Transfer pricing obligation. Country-by-country report


By way of a reminder and in connection to the regulations on transfer pricing, the Corporate Income Tax Regulations lays down two types of obligations which must be met by organizations belonging to a group of companies: transfer pricing documentation and information about related party transactions.

The transfer pricing documentation includes both the master file (connected to the group to which the taxpayer belongs) and the local file (connected to the taxpayer as such).

(i) Concerning the information about related party transactions, it includes the submission of information country by country by means of Form 231, created as a result of the action plan developed by the OCDE on Base Erosion and Profit Shifting (BEPS).


Who is required to submit this Form?

This duty to inform is aimed at multinational groups whose aggregated net turnover exceeds 750 million euros. Once this requirement is met by the group, particular attention must be paid by the following organizations:
Companies resident in Spanish territory which have a dominant position within their group and which are not dependent on another company.
Companies resident in Spanish territory which are directly or indirectly dependent on a non-resident company which is not dependent on another company.
Permanent establishments of non-resident companies located within Spanish territory.
However, in the event the foreign parent company has filed its country-by-country report, the Spanish dependent company will not be required to submit this Form.

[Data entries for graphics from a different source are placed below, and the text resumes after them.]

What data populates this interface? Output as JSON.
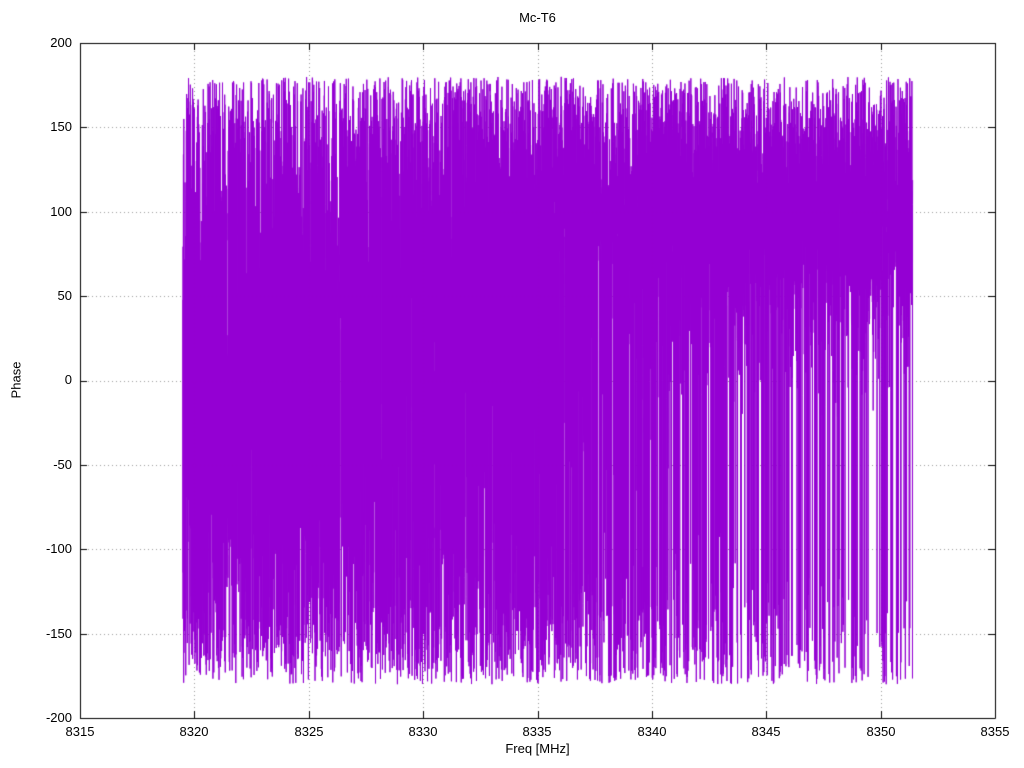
{
  "chart_data": {
    "type": "line",
    "title": "Mc-T6",
    "xlabel": "Freq [MHz]",
    "ylabel": "Phase",
    "xlim": [
      8315,
      8355
    ],
    "ylim": [
      -200,
      200
    ],
    "xticks": [
      8315,
      8320,
      8325,
      8330,
      8335,
      8340,
      8345,
      8350,
      8355
    ],
    "yticks": [
      -200,
      -150,
      -100,
      -50,
      0,
      50,
      100,
      150,
      200
    ],
    "xtick_labels": [
      "8315",
      "8320",
      "8325",
      "8330",
      "8335",
      "8340",
      "8345",
      "8350",
      "8355"
    ],
    "ytick_labels_top_to_bottom": [
      "200",
      "150",
      "100",
      "50",
      "0",
      "-50",
      "-100",
      "-150",
      "-200"
    ],
    "grid": true,
    "legend_position": "none",
    "series": [
      {
        "name": "Mc-T6 phase",
        "style": "lines",
        "color": "#9400d3",
        "x_start": 8319.5,
        "x_end": 8351.4,
        "y_wrap_range": [
          -180,
          180
        ],
        "description": "Densely wrapped interferometric phase noise drawn with connected lines; near-solid coverage from -180 to +180 deg on the left (8319.5-8328 MHz), gradually concentrating into a band roughly 60..180 deg toward 8351 MHz with frequent wrap spikes down to -180 deg.",
        "synthesis": {
          "seed": 1234,
          "points": 9000,
          "mean_start": 150,
          "mean_end": 105,
          "sigma_base": 45,
          "sigma_amp": 110,
          "sigma_pow": 1.8
        }
      }
    ]
  },
  "layout_colors": {
    "background": "#ffffff",
    "axis": "#000000",
    "grid": "#9a9a9a",
    "text": "#000000",
    "series": "#9400d3"
  }
}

What information must be communicated?

Generally speaking, the new duty to inform means that a country-by-country report must be filed covering (i) the group’s net turnover, (ii) profit before corporate tax, (iii) accrued corporate (or similar) tax, (iv) existing capital and other equity amount, (v) average headcount, (iv) tangible assets and real estate investments other than cash and credit entitlements, (vii) list of resident entities, permanent establishments and operations conducted, and (viii) any other information which may be relevant and any documents providing an information thereof.
According to the above, we must advise multinational groups present in Spain to adopt the necessary measures before the end of the financial year to make available the information required and analyze any potential effects which may arise from the mandatory communication of these particulars.